Obviously, the crew of the airplane was surprised for what they were seeing and the pilot says: “I don’t know what it is, but it is super interesting” which –by the way—reveals that pilots are not the best observers because they don’t know all the things that they could see while they are flying.

But to call that a “UFO” just because there is a video of something the witness didn't know what it was, is not enough. Nothing should be called a UFO before an investigation has been done.

And here comes the excellent job being done by our Mexican colleague Salim Daniel Sigales Montes, taking all the steps of the Aerospace Identification as a goal. A wonderful work that we recommend to read. 
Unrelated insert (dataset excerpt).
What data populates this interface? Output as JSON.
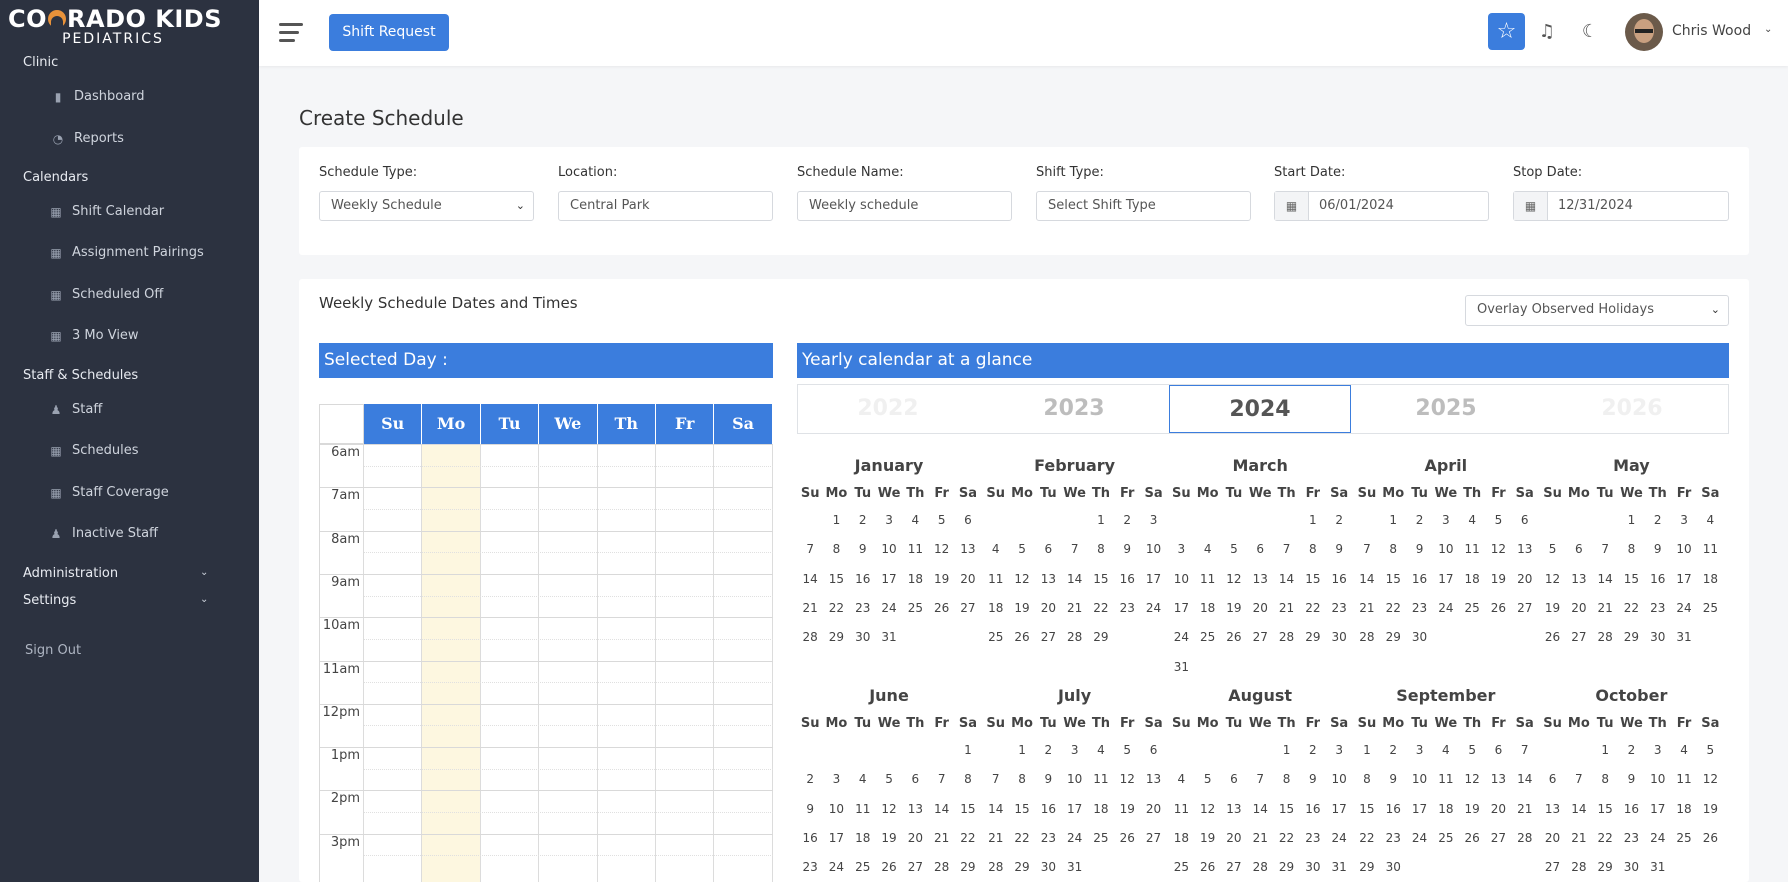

The result of his work is the clear and precise identification of what was initially and erroneously called a “UFO”.

Next Saturday, Licenciate Sigales Montes Is going to publish his full report on this case, and we will provide the URL for you to read it. A word of warning: the report is written in Spanish.

Let us emphasize that Aerospace Identification has been always the unbiased aim of a real and honest UAP investigation. Only those who want to perpetrate the extraterrestrial myth prefer to talk about “having an open mind”, just to keep a window open to the mystery and the “strange”. They open their minds to speculation but close their minds to apply the scientific method and the Ockham’s razor.

One case illustrates this kind of mentality: an aircrew reports having seeing something “strange”. The investigative team checks the information provided by the witness with an adviser Astronomer who determines without any doubt that in the day, time and direction pointed by the witness there was Venus. Well, the “investigative team” concludes the case this way: “percentage of possibility of a conventional phenomenon – 72%; “percentage of possibility of a non-conventional phenomenon – 28%”. There are not “percentages of possibilities”, the answer must be only one. In this case was Venus. Period.

That is why increasingly, we are calling our investigative work as Aerospace Identification, once again to indicate the difference of criteria, concepts, and kind and quality of work we are doing, compared to what do those who call themselves “UFO investigators”.